Simply slide a shoe mount flash (you will see a little metal nipple underneath your flash unit) onto the top of this slave trigger and you have a slave flash ready to be used as:
Fill light -- to fill or soften unwanted shadows of the subject, or accent the subject.
Hair light -- to illuminate the hair of the subject for great details to achieve artistic/dramatic effects.
Background light -- to separate the subject from the background, often creating a halo effect around the subject.
Attention digital camera users:
Some digital cameras fire a pre-flash just micro-seconds before the main flash (Here we are not talking about the pre-flash used by some cameras for red-eye deduction). The pre-flash is used to set the white balance* and other camera settings before the picture is taken. This pre-flash will also trigger off our slave units prematurely.
The following digital cameras can be used with this slave trigger because they do not fire a pre-flash**: All Sony(except for Sony 707&717), Kodak, Ricoh, Fuji, Casio and Hewlett-Packard digital cameras and Nikon Coolpix 9xx series digital cameras --- Minolta Dimage 7 Hi, Dimage 7i and Dimage 7 upgraded edition can use our slave triggers because these Minolta cameras allow the user to select between TTL measuring pre-flash and manual setting to enable use of regular slave flashes.
The following digital cameras can NOT be used with this slave trigger as they fire a pre-flash: Canon***, Olympus, Toshiba, Palaroid, Agfa, Minolta Dimage 7, Nikon Coolpix 700 and 800 series, Panasonic PV-SD4090, Pentax E1-200, and the Epson series.

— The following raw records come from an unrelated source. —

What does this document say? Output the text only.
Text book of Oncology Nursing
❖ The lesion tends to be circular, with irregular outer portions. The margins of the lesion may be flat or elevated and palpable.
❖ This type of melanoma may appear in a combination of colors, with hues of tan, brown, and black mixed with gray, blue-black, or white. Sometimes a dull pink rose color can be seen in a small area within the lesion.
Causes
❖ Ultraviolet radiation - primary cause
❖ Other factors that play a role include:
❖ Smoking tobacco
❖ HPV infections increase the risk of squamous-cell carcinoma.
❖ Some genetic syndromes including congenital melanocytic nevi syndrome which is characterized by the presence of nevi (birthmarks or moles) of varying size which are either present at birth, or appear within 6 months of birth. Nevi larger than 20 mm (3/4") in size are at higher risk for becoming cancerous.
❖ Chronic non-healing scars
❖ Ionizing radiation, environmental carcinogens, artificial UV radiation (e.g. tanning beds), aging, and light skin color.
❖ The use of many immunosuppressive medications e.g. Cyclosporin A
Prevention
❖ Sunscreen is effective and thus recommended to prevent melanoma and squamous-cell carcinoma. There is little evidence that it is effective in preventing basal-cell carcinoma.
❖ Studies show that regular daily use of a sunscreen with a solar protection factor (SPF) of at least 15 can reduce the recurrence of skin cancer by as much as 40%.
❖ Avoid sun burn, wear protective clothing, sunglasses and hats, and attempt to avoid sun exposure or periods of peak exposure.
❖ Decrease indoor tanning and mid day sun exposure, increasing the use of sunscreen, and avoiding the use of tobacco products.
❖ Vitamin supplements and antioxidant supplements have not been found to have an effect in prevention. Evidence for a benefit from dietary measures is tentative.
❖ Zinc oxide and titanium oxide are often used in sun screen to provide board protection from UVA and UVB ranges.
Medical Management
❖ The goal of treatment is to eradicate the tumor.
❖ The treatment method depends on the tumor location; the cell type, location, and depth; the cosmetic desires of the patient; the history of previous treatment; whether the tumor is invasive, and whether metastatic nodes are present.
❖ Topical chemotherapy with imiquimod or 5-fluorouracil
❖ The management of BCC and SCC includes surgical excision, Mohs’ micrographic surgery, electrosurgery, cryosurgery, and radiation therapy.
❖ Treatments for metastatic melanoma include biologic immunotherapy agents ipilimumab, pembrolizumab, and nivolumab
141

*The white balance --- The camera's ability to correct color and tint when shooting under different lighting conditions including daylight, indoor natural light and fluorescent light,etc.
**Deactivate the red-eye function if your camera uses pre-flash red-eye deduction mode.
*** If you are using a pre-flash digital camera, please check your camera to see if it has a manual setting in Flash Mode. If it has, as is the case of Canon PowerShot S45, Minolta Dimage 7i, etc., you can set it on ( so the pre-flash function is off ) and use with this Remote Optical Slave Trigger.
The two photos below are taken with a Sony Cybershot digital camera. The first one with only built-in flash fired*and the second one with a couple of external slave flashes triggered by our slave trigger.
* Digital camera's built-in flash is always underpowered and tends to give poor quality photos on indoor or dim light shot and therefore one or more slave flashes are always a must for serious amateur and pro photographers.